When Plenty Coups, the last great chief of the Crow nation, recounted the history of his people to Frank Linderman, he declined to speak about anything in the life of the Crow after they were confined to the reservation. He said: “When the buffalo went away the hearts of my people fell to the ground, and they could not lift them up again. After this nothing happened” (Linderman 2002; Lear 2006: 2). In saying this, Plenty Coups was giving voice to the idea that a traditional form of life had ended. Yet why should it matter that one form of life has ended if another has begun?
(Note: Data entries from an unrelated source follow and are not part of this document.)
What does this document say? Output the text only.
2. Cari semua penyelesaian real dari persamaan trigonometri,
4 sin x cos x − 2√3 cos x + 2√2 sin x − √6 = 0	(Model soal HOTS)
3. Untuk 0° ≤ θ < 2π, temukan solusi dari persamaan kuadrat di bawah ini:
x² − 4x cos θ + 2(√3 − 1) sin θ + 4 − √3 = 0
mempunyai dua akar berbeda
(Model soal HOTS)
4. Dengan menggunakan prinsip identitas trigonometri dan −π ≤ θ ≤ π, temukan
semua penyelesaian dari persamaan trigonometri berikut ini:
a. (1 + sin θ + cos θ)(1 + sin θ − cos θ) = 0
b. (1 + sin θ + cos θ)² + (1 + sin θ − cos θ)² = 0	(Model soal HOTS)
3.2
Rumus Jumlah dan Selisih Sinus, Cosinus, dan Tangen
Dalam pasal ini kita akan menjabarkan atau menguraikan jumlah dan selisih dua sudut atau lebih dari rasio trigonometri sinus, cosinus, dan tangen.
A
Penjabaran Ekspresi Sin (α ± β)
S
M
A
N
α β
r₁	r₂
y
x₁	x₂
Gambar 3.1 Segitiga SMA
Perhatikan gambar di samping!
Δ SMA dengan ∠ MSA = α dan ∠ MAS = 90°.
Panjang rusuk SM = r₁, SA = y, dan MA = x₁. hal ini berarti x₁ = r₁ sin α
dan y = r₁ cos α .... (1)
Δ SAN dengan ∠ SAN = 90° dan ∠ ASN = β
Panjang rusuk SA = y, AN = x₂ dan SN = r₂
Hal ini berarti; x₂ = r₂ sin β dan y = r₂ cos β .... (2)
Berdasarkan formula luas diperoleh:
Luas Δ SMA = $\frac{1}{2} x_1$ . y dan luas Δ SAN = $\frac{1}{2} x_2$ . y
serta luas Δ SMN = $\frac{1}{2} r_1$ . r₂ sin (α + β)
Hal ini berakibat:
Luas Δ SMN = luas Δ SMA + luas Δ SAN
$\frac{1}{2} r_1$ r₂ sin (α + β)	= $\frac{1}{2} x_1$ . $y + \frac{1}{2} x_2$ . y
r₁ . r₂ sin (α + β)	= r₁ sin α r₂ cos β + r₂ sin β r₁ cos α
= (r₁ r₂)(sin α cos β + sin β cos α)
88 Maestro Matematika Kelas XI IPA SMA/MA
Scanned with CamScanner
One answer might be found in the account, given by an elderly Crow woman named Pretty Shield, of the shame she felt for using a saddle-strap on her disobedient grandchild, who had run off to a dance “with a bad young man.” She had grown up in a society in which one never struck a child. “I felt ashamed,” she said, before adding: “I am trying to live a life I do not understand” (Lear 2006: 61). Pretty Shield knew she had saved her granddaughter from “one of the emerging degradations of reservation life,” but did so in the context of a life she did not understand and did not know how to evaluate (Lear 2006: 61). Even if it is possible for humans to live by many and varied traditions, it is not easy-for some it may even be impossible-to move from one familiar form into another, alien, way of life. Plenty Coups, as leader of the Crow, addressed this issue as a practical problem: how could the Crow as a people manage the transition to the modern world? It is also the problem that, admittedly with less urgency, theorists of multiculturalism address in more general form: how should the diversity of traditions within a society be handled, given that minorities will surely struggle and suffer (both individually and collectively) in their efforts to accommodate themselves to the realities of their condition, and to flourish?